B掺杂g-C_(3)N_(4)的一步合成及可见光下降解RhB和TC研究

One-step synthesis of B-doped g-C_(3)N_(4) and degradation of RhB and TC under visible light

为研究非金属离子掺杂对g-C_(3)N_(4)光催化性能的影响,以三聚氰胺和硼酸为前驱体,采用一步煅烧法制备了B掺杂g-C_(3)N_(4)光催化剂。罗丹明B(RhB)的可见光降解实验表明,当三聚氰胺和硼酸的添加比例(质量比)为10∶0.05(0.05BCN)时显示出最好的光催化性能,表现为光照RhB 30 min降解率高达100%,远高于纯g-C_(3)N_(4)(38%)。同时,四环素(TC)降解9 min达到100%,降解速率为纯g-C_(3)N_(4)的2.09倍。基于结构表征和光学性能测量,高光催化性能可归因于B原子掺杂替代引起的带隙调制。B掺杂不仅减小了带隙且可能在带隙中引入杂质态能级,这些都能导致可见光吸收的增强和光生载流子复合的抑制,从而大大提高了光催化性能。本工作提供了一种原子级水平获取非金属元素修饰g-C_(3)N_(4)纳米片的方法,该材料可作为一种在可见光下具有良好稳定性的RhB降解光催化剂。

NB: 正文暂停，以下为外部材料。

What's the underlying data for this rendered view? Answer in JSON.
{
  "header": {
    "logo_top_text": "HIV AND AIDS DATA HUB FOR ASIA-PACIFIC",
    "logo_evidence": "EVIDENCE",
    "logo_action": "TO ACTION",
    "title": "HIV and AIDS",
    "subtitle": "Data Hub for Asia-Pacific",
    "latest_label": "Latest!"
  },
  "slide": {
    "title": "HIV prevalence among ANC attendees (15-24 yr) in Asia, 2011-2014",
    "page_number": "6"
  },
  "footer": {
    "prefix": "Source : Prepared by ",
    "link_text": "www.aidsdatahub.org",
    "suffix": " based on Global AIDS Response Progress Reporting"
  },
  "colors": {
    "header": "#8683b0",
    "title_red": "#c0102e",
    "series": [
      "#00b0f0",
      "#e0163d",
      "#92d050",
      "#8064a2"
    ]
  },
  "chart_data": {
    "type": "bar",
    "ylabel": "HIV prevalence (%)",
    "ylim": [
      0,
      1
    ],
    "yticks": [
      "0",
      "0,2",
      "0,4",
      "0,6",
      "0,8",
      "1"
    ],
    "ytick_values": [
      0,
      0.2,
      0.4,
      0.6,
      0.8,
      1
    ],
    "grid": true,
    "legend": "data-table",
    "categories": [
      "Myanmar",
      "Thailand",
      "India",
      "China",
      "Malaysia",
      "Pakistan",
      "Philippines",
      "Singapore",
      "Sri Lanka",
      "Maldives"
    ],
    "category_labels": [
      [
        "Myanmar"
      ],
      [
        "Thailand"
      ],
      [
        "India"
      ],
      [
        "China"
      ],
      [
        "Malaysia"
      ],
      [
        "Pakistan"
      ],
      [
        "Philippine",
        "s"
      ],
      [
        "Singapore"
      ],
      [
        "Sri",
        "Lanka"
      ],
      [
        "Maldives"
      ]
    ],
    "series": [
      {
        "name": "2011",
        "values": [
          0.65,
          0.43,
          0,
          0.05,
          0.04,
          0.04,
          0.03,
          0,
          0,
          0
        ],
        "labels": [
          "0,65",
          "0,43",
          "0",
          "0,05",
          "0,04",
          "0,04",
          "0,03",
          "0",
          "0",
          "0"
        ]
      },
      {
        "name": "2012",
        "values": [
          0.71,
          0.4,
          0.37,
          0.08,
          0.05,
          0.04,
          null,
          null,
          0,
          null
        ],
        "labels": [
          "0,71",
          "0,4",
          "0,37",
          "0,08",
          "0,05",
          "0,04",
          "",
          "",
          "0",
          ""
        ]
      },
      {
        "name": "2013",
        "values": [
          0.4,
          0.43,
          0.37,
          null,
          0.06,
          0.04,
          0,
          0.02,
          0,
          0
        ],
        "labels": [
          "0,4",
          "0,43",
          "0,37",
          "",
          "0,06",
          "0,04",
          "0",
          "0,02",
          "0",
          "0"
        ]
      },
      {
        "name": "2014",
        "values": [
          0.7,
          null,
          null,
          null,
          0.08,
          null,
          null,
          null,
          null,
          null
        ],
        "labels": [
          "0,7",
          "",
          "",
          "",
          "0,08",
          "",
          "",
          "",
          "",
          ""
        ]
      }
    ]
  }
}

To study the effects of nonmetal ion doping on the photocatalytic performance of g-C_(3)N_(4),taking melamine and boric acid as precursors,we prepared B-doped g-C_(3)N_(4) photocatalyst by one-step calcination method.The visible light degradation experiment of rhodamine B(RhB)showed that when the ratio(mass ratio)of melamine to boric acid was 10:0.05(0.05BCN),it had the best photocatalytic performance.The RhB degradation rate was up to 100%after 30 min of illumination,which was much higher than that of pure g-C_(3)N_(4)(38%).Meanwhile,tetracycline(TC)degradation reached 100%in 9 min,and the degradation rate was 2.09 times that of pure g-C_(3)N_(4).On the basis of the structural characterization and optical performance measurement,the high photocatalytic performance could be attributed to the band gap modulation caused by the doping substitution of B atoms.Boron doping not only reduced the band gap,but also might introduce impurity energy levels in the band gap,which can lead to the enhancement of light absorption and the inhibition of photogenerated carrier recombination,so as to greatly improve the photocatalytic performance.This work provides a method to obtain nonmetallic element modified g-C_(3)N_(4) nanosheets at the atomic level as a photocatalyst for RhB degradation with good stability under visible light.